The acyl-glucoside of phloretin with a C12 chain, the phloretin 4’-0-(6-0-lauroyl)-a-D- glucopyranoside (1 b), exhibited a greater (approx. 3-fold increase) percutaneous absorption than the phloretin and phloretin 4’-0-a-D-glucopyranoside (1 ). However, the C8 and C16 derivatives did not exert a significant effect on skin absorption.

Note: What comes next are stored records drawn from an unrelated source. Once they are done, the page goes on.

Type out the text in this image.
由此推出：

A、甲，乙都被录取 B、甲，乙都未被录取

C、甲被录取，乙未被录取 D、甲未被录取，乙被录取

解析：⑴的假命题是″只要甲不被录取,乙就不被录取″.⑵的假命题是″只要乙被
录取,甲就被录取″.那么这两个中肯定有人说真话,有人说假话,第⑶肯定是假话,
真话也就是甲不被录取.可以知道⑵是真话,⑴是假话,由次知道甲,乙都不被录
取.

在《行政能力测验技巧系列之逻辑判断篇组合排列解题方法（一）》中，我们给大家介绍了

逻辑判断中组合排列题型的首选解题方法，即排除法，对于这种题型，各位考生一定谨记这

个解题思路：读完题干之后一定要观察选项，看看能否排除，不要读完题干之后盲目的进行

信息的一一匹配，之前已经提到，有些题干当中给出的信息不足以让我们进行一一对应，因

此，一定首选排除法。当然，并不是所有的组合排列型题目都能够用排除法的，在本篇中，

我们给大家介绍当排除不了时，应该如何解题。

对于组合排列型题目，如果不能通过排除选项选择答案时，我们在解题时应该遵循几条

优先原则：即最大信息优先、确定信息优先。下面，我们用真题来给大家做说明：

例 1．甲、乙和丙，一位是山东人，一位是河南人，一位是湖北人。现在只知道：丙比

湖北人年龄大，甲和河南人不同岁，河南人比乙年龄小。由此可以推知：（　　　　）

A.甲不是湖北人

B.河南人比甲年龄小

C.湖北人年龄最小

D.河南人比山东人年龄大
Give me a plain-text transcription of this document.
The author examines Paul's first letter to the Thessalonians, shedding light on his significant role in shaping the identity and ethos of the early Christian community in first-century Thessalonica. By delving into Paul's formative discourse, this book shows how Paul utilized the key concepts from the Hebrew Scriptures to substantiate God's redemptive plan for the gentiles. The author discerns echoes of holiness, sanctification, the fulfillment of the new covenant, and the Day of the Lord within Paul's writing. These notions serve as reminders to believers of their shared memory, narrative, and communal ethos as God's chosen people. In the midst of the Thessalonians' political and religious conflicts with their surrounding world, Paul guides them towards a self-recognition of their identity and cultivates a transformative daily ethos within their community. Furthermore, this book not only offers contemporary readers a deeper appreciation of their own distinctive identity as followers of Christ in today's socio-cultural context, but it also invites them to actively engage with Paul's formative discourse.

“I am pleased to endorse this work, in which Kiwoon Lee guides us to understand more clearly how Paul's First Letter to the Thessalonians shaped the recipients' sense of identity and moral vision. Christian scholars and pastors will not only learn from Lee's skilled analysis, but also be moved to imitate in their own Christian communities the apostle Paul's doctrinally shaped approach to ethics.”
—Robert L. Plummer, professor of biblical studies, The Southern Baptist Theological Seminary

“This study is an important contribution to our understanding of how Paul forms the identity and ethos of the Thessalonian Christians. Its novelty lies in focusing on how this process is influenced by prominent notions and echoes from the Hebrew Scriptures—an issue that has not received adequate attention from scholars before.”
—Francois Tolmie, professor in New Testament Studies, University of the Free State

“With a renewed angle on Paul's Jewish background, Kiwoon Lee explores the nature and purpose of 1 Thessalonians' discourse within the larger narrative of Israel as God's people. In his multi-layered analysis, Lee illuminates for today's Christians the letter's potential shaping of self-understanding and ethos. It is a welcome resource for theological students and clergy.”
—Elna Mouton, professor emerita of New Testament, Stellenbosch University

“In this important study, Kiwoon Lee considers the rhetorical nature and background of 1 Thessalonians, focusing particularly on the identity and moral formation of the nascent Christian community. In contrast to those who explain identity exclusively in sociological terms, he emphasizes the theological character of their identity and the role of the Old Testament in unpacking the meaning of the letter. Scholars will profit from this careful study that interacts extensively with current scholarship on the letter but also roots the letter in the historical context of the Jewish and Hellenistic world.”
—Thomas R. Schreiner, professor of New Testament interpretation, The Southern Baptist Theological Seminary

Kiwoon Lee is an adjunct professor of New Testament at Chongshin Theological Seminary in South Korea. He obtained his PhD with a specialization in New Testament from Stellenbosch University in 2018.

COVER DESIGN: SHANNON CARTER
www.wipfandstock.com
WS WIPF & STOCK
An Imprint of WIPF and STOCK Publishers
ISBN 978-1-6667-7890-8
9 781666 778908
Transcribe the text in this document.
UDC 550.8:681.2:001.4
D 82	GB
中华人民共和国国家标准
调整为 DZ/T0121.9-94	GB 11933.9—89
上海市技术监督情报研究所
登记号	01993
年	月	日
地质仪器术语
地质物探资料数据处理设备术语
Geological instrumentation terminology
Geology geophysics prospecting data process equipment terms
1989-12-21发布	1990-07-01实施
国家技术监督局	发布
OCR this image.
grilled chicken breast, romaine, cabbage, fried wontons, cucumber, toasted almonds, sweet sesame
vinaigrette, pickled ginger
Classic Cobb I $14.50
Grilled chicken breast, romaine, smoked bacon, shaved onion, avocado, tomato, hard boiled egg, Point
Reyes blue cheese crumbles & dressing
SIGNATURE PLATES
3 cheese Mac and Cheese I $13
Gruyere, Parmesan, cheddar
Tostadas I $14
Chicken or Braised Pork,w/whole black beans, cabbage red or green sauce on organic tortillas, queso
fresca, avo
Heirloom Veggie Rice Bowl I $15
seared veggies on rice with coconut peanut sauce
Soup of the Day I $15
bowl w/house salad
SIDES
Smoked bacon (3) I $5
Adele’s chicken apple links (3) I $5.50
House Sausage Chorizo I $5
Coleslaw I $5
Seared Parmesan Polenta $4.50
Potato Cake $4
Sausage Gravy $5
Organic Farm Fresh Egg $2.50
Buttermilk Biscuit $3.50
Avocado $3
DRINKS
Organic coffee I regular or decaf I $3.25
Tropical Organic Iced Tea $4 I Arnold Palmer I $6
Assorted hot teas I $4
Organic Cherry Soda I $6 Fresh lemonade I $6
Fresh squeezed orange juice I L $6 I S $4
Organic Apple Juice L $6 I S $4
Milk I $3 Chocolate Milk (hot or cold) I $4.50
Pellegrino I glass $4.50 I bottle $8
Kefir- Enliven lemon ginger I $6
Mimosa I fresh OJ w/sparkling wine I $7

This result demonstrates that enzymatic glucosylation followed by acylation is a good strategy to enhance the skin absorption of phenolic compounds, and this effect is highly dependent on the length of the fatty acid.

3. CONCLUSIONS

The present invention refers a useful two-step strategy for the synthesis of acylated derivatives of polyphenols. The first step is the a-glucosylation of the aglycone by a sucrose phosphorylase mutant, which gives rise to an excellent yield and regioselectivity with many polyphenols, including phloretin. The glucose moiety provides an acylation point for regioselective lipases, such as that from Thermomyces lanuginosus. Using this strategy, a very high yield of acylated a-glucosides of phloretin has been obtained for acyl chains of C8, C12 and C16. In particular, the phloretin 4’-0-(6-0-lauroyl)-a-D- glucopyranoside is more efficient to penetrate through a skin model, which opens the door to develop tailor-made products for cosmetic applications.